Photoswitchable and/or multicolor fluorescent nanoparticles can be prepared by incorporation of photochromic dithienylethene or spiropyran derivatives in silica. When these compounds are converted into their coloured form, they are able to quench the fluorescence of selected dyes via an energy transfer mechanism. We synthesized new photoswitchable silica nanoparticles by different approaches:
(1) Dithienylethenes were incorporated in the outer shell of dye-doped core-shell nanoparticles, close enough to the dyes entrapped in the core to efficiently quench their fluorescent states by energy transfer when photoconverted with UV light. The emission can be switched on again by irradiation with visible light.
(2) A second type of switchable fluorescent silica nanoparticle was prepared by covalently incorporating both a rhodamine B (fluorophore) and a spiropyran (photochromic compound) inside the particle core. Again the fluorescence can be switched reversibly between an on- and off-state (see animation). The particles were characterized in terms of size, switching properties, and fluorescence efficiency by TEM, UV-Vis and fluorescence spectroscopy.

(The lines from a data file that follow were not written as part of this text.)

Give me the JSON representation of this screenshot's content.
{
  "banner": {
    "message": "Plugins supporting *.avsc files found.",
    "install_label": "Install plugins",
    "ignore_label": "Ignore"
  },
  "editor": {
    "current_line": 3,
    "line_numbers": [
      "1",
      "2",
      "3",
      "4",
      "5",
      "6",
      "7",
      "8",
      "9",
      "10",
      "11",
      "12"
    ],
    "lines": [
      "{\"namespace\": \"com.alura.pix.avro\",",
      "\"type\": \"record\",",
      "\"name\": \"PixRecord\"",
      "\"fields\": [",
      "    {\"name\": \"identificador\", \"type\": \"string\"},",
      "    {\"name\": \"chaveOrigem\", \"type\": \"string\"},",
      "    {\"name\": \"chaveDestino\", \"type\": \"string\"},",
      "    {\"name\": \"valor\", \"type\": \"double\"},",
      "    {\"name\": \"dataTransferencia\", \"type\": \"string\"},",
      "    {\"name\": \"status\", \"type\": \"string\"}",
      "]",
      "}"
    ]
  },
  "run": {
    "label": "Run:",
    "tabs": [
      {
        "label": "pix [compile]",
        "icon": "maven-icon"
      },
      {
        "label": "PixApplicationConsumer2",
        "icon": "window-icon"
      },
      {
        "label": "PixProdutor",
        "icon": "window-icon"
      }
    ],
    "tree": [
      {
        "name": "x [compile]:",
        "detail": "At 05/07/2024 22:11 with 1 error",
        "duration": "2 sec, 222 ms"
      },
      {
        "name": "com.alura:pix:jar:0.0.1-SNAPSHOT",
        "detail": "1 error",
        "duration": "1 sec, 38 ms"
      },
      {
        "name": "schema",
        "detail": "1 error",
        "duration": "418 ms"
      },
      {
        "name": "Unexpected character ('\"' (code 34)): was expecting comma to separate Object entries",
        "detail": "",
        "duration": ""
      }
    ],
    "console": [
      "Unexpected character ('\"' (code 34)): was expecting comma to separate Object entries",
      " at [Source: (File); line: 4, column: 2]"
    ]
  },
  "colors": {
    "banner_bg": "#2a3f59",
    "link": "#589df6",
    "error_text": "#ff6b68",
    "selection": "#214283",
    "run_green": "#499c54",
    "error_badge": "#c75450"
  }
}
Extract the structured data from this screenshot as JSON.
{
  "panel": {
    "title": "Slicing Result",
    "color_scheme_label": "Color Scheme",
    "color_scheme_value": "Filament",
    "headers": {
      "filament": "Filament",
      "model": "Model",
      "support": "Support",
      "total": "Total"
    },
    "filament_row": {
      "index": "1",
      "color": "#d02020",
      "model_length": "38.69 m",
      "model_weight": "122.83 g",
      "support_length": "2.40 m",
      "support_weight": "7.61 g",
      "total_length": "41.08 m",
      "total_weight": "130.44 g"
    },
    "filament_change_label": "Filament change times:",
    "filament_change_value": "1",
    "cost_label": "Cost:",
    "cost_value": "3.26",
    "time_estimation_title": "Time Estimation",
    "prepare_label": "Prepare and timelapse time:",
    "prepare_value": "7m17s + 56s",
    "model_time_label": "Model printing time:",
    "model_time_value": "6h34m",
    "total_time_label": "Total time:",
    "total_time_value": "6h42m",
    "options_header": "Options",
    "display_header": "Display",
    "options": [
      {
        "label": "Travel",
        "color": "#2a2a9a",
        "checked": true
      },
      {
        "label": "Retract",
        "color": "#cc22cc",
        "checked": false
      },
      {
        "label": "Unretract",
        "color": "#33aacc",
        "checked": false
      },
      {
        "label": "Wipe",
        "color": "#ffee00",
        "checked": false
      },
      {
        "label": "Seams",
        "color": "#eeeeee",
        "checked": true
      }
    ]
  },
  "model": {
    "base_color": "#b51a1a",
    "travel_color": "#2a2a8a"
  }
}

These NPs with photoswitchable fluorescence have commercial relevance in the market of labelling agents for high resolution optical imaging in relation with Super-Resolution fluorescence microscope systems recently developed and made commercially available by few microscopy companies. Super-Resolution (SR) microscopy includes various recently developed methods in fluorescence-based light microscopy that have by-passed the resolution limit imposed by diffraction on lens based optical systems. These SR imaging methods show great promise as a research tool for basic biological research as they have the theoretical potential to achieve resolutions equaling those of electron microscopy, while also being far less expensive and less invasive.